Encouragingly, Premier Veterinary Group continues to rapidly grow the number of pets on its proprietary Pet Care Plan, with it investing heavily in the global expansion of the business. This will be aided by the disposal of the company’s veterinary clinics for £6.5m in December, with Premier Veterinary Group now being debt free and able to focus on core activities such as its Pet Care Plan and its veterinary pharmaceutical buying group businesses.
Clearly, today’s wider loss is disappointing for the company’s investors and this is reflected in the share price fall. However, with a clear strategy and a sound financial outlook, Premier Veterinary Group could be of further interest to risk-averse investors, but it may be prudent to await profitability before piling-in.
Price fall
Also falling heavily today are shares in Caza Oil & Gas (LSE: CAZA). They’re down by 15% despite there being no significant news released today by the company. Of course, Caza’s shares will be cancelled tomorrow (10 May) from trading on AIM after the company announced a share consolidation and cancellation on 3 May. This means that from 07:00 tomorrow, Caza will essentially become a private company after deciding to undergo a consolidation of 560,000,000 shares into one post-consolidation share, with Caza paying $0.00481 for each pre-consolidation share.
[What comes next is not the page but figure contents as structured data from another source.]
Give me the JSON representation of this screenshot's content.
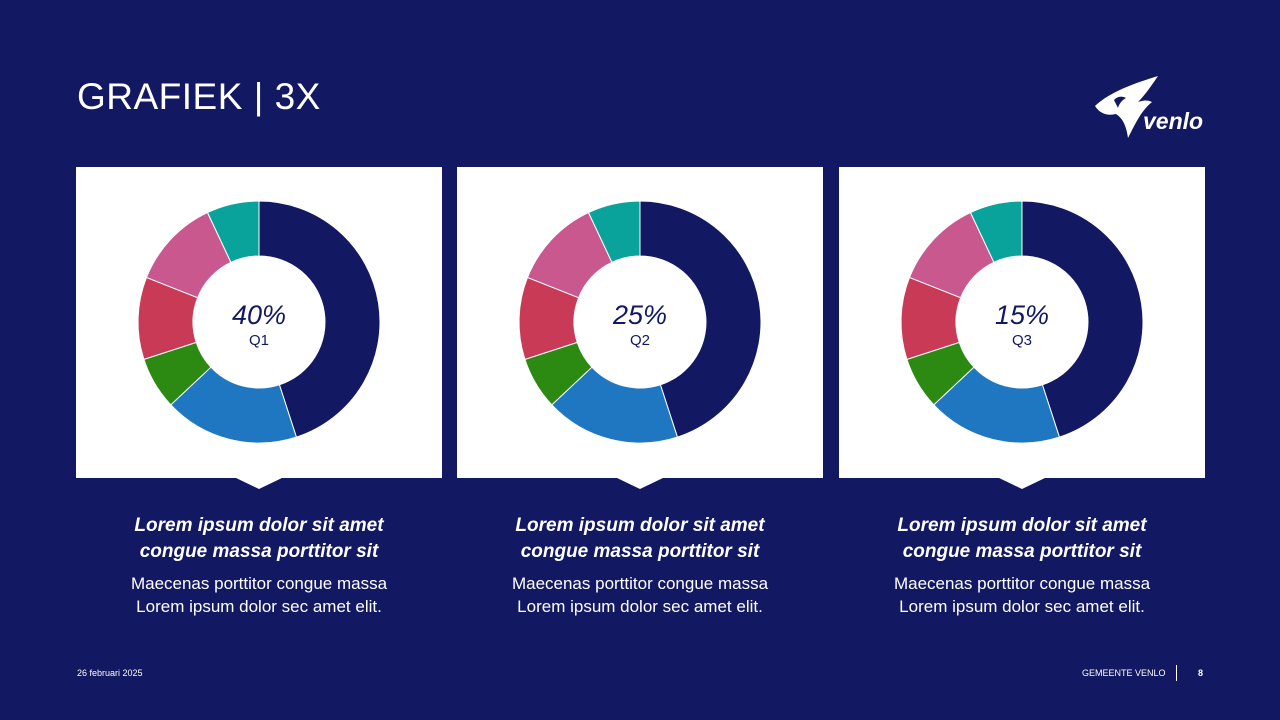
{
  "slide": {
    "title": "GRAFIEK | 3X",
    "logo_text": "venlo"
  },
  "colors": {
    "background": "#121862",
    "segments": [
      "#121862",
      "#1f77c1",
      "#2c8a13",
      "#c83a55",
      "#c9588e",
      "#0aa39b"
    ]
  },
  "chart_data": [
    {
      "type": "pie",
      "subtype": "donut",
      "categories": [
        "navy",
        "blue",
        "green",
        "red",
        "pink",
        "teal"
      ],
      "values": [
        45,
        18,
        7,
        11,
        12,
        7
      ],
      "center_value": "40%",
      "center_label": "Q1"
    },
    {
      "type": "pie",
      "subtype": "donut",
      "categories": [
        "navy",
        "blue",
        "green",
        "red",
        "pink",
        "teal"
      ],
      "values": [
        45,
        18,
        7,
        11,
        12,
        7
      ],
      "center_value": "25%",
      "center_label": "Q2"
    },
    {
      "type": "pie",
      "subtype": "donut",
      "categories": [
        "navy",
        "blue",
        "green",
        "red",
        "pink",
        "teal"
      ],
      "values": [
        45,
        18,
        7,
        11,
        12,
        7
      ],
      "center_value": "15%",
      "center_label": "Q3"
    }
  ],
  "captions": [
    {
      "head_line1": "Lorem ipsum dolor sit amet",
      "head_line2": "congue massa porttitor sit",
      "body_line1": "Maecenas porttitor congue massa",
      "body_line2": "Lorem ipsum dolor sec amet elit."
    },
    {
      "head_line1": "Lorem ipsum dolor sit amet",
      "head_line2": "congue massa porttitor sit",
      "body_line1": "Maecenas porttitor congue massa",
      "body_line2": "Lorem ipsum dolor sec amet elit."
    },
    {
      "head_line1": "Lorem ipsum dolor sit amet",
      "head_line2": "congue massa porttitor sit",
      "body_line1": "Maecenas porttitor congue massa",
      "body_line2": "Lorem ipsum dolor sec amet elit."
    }
  ],
  "footer": {
    "date": "26 februari 2025",
    "organization": "GEMEENTE VENLO",
    "page_number": "8"
  }
}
Clearly, the company has struggled to offer reason for cheer in the last year, with its shares falling by 95% during the period. And following its equity financing and debt restructuring, it believes that with common shareholders representing a tiny fraction of the total share capital of the business, it’s no longer appropriate for it to continue trading on AIM.
Up, up and away
Meanwhile, shares in Iofina (LSE: IOF) have soared by as much as 27% today after it released an encouraging set of results for the 2015 financial year. Iofina’s loss was reduced to $3.31m from $6.71m in the prior year as it was able to implement a number of cost reductions in the face of lower iodine prices. Furthermore, Iofina delivered record production at its IOsorb plants, with 569 metric tonnes of crystalline iodine being produced, which is a rise of 73% versus the previous year.
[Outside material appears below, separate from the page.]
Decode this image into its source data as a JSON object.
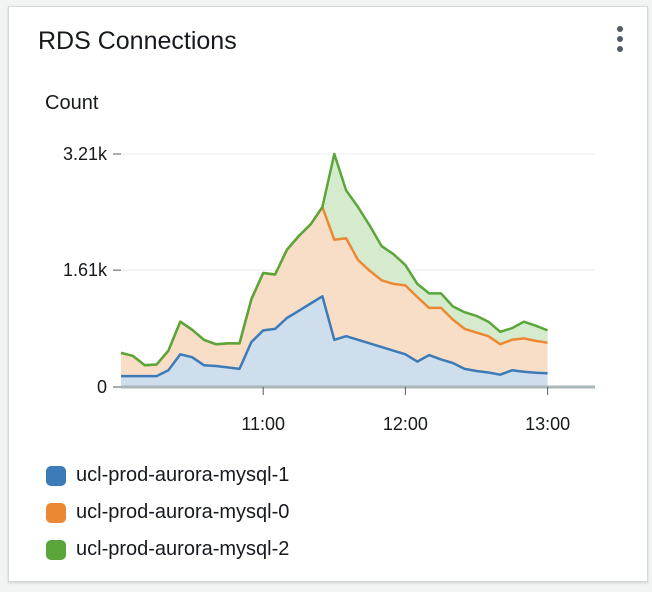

Looking ahead, further weakness in iodine prices could put more pressure on Iofina’s financial performance. However, with the business making progress with cost cuts as well as expanding its production capabilities, it may be of interest to less risk-averse investors. That’s especially the case since Iofina is forecast to move into profitability next year, which could boost investor sentiment yet further.